Ничего не хотелось делать.... За окном стемнело. Скучно.


3 ноября. Вторник. ... История любви меня интересовала в одном
только смысле: Чем связан дубовый лист с дубовым желудем,—
материнством, любовью или таинственной дружбой? По репродуктору
старинный духовой оркестр Джойса печально наигрывал вальс
«Осенний сон». Я выдернул вилку из розетки радио и перестал
думать о связи тела и духа.


...На следующий день я купил два билета в кино на последний сеанс.
Темный зал — место внезапных свиданий. Еду к ней на
троллейбусе. Адрес я знал — раздобыл кое-где.

Приезжаю на остров, иду к нужной линии, ищу номер дома — «чертова
дюжина»... взлетаю по лестнице на пятый этаж. Теряя сознанье,
головой стучу в кнопку звонка. На звон слетелась к дверям
вся гвардия коммуналки.

Как я оказался внутри нужной комнаты, не знаю? Моя одноклассница
бросается к зеркалу и лихорадочно причупыривается. Затем дает
мне пачку журналов НБИ /Нойе берлинер иллюстрирте/. Я сижу
нога на ногу, по-заграничному. На обложке глянцевое фото
счастливой фрау. Небрежно цежу сквозь зубы: Что, приемник
работает?

— Никак нет,— вздрагивает она. Я в блаженстве. Она совсем близко,
шевелится, дышит.

— Слышь, Миловицкая,— хочешь в кино?

Румянец залил ее щеки. Не успела она ответить, как входит папаша.

— А, вот это что за голуби развелись в моем доме, слышу — воркуют! —
Ах, вот как,— твой новый школьный товарищ пришел за
учебником по тригонометрии? Он что — математик? Ну, что же, раз
гость в дом пожаловал, тогда садитесь кушать вместе с нами за
стол, любезный.

На столе появилась еда: горошек, фаршированный перец, треска. Я
судорожно искал тему для разговора.

— А трудно чинить приемники?— обращаюсь к предку.

— Прожуй, а потом уже говори,— отвечает он.

Мы опаздываем, фильм начнется через полчаса, а мы здесь блюдем бонтон.

— А вы что, приемники сами чините?— спрашиваю в лоб.

Ему нравится моя интеллектуальность, и он говорит, сатанея:

— А ты молодец! Интересуешься всем.

Я крутил пальцами, делал разные знаки, намекал, что времени нет.
Стенные часы равнодушно тикали.

— А ты радиоделом интересуешься? Про детекторы все знаешь?— тянет
волынку папаша.

— Полупроводники — наше будущее...— Ну-с, думаю, взорвусь и его
ширпотребный «Рекорд» сломаю. И тут в разговор вступила она:

— Ты велел мне утром картошку купить, а я в магазин не сходила. Мы с
товарищем вдвоем за картошкой сходим, он мне сетку нести
поможет.


И мы рванули! Листва шуршала. Позади, на панели, осталась
протоптанная ногами тропа.
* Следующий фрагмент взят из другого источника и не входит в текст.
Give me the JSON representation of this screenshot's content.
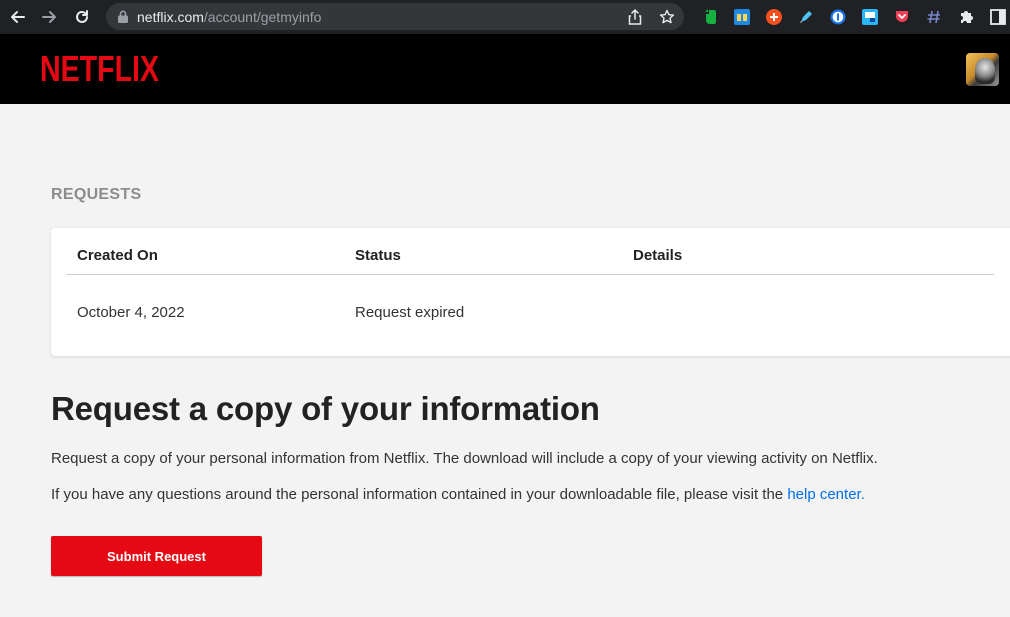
{
  "browser": {
    "url_domain": "netflix.com",
    "url_path": "/account/getmyinfo"
  },
  "header": {
    "logo_text": "NETFLIX",
    "brand_color": "#e50914"
  },
  "requests": {
    "section_label": "REQUESTS",
    "columns": [
      "Created On",
      "Status",
      "Details"
    ],
    "rows": [
      {
        "created_on": "October 4, 2022",
        "status": "Request expired",
        "details": ""
      }
    ]
  },
  "info": {
    "title": "Request a copy of your information",
    "description": "Request a copy of your personal information from Netflix. The download will include a copy of your viewing activity on Netflix.",
    "questions_text": "If you have any questions around the personal information contained in your downloadable file, please visit the ",
    "help_link": "help center.",
    "submit_label": "Submit Request"
  },
  "colors": {
    "link": "#0071eb",
    "page_bg": "#f3f3f3"
  }
}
Журнальная хроника уже кончалась.
Контролерша прокурлыкала что-то и оторвала корешки билетов. В темноте
я разглядывал ее лицо. Это был фильм о нацистах.
Прижиматься без маскхалата в темноте было не по-советски. Свет
включили, и она сказала: «Меня не провожай, а то папаша, за
компанию, нам обоим вмажет,— зачем лишние жертвы? Ты не герой!
Прощай навсегда, живи, один... вспоминай!».




Снежная маска

В одно из солнечно-лунных затмений я листал «Огонек». В природе не
хватало чего-то вечного.


23 ноября. Понедельник. ... Меня преследовала мысль: Что ей подарить
на память? Это должна быть оригинальная вещь. Я остановился
на открытках собственного производства, на которых
примитивизировал жирафов и антилоп, а поздравления
писал на чужеродном нам языке.

Дарил я хлам по мелким праздникам в оригинальной обстановке,
например: скатываясь с ледяной горки во дворе всей компанией, я
элегантно шлепаюсь, как амазонка об лед, и из папки вылетают
веером подарочные открытки. Галантно подымаюсь, отряхиваюсь и
говорю: Ой! Миловицкая, совсем забыл поздравить тебя с Днем
артиллерии,— на, возьми.

Болея бронхитом, я изготовил подарочную открытку, изображающую
бурундука на фоне индейской хижины, и как-то раз, на лестнице
храма искусства, решил обменять открытку на фотографию
незнакомки.


— Хулиган хулиганит! — орала общественность. Во мне проснулся рокот
вулкана. Нашел в гардеробе ее пальто и изрезал подкладку
бритвой.— Получай возмездье, Лернейская гидра!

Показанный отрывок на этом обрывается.